The first is the forever home scenario I just described. If you're keeping the house for 40, 50, 60 years, the comps don't matter. Even if you're keeping it for 20 years, you're still going to make your money back in most cases. The market will catch up.
The second situation is when you're wealthy enough that resale value just isn't a concern. I've worked with clients who buy expensive properties, put a lot of money into them, and genuinely do not care about resale value. They want quality of life. They've worked hard, they have the resources, and they want to live in a place they love. For them, the question isn't "will I get my money back?" The question is "will this make my life better?" And if the answer is yes, they move forward.

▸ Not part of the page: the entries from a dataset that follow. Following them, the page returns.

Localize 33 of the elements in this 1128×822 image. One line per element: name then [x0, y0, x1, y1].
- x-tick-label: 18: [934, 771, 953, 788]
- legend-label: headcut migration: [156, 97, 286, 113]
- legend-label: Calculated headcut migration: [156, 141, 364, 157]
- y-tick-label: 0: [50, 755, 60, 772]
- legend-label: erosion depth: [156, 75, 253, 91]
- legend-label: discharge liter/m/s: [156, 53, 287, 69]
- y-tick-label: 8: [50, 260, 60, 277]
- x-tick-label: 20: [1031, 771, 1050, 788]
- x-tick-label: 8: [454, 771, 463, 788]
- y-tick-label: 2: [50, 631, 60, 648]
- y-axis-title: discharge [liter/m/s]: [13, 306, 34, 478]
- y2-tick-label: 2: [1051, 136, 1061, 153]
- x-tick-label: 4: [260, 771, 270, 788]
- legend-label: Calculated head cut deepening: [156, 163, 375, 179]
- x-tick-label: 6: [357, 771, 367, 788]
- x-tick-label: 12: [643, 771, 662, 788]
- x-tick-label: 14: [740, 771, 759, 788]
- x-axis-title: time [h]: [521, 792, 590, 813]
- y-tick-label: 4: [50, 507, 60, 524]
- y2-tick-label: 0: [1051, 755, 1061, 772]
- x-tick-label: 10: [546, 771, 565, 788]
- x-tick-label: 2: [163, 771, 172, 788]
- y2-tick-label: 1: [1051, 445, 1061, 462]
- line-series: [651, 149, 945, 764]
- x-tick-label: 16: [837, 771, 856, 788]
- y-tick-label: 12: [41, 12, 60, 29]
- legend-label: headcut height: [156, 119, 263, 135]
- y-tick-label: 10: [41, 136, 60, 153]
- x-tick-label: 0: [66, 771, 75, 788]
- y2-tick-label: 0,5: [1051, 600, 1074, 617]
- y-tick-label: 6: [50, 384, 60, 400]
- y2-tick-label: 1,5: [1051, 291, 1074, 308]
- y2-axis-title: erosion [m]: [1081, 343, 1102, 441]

For everyone else, though, you need to at least be aware of the comps and how your timeline interacts with them. That doesn't mean you have to make every decision based on resale value, but it does mean you should go into the project with your eyes open.
A Final Thought on Timelines
The other thing I'll say is that timelines can be emotional. You might fall in love with a house and convince yourself you're going to stay there forever, even if deep down you know that's probably not true. Or you might buy a house thinking it's a five year plan, and then life changes and suddenly you're there for 15.
I get that. Life is unpredictable. But doing your best to be honest with yourself about how long you plan to stay, and then making decisions that align with that timeline, will save you a lot of frustration and financial stress down the road.
When I ask you how long you plan to keep the property, I'm not trying to lock you into a commitment. I'm trying to understand how to best serve you. Because the advice I'd give someone flipping a house in three years is completely different from the advice I'd give someone building their retirement home. And if I don't know which one you are, I can't help you make the right decisions.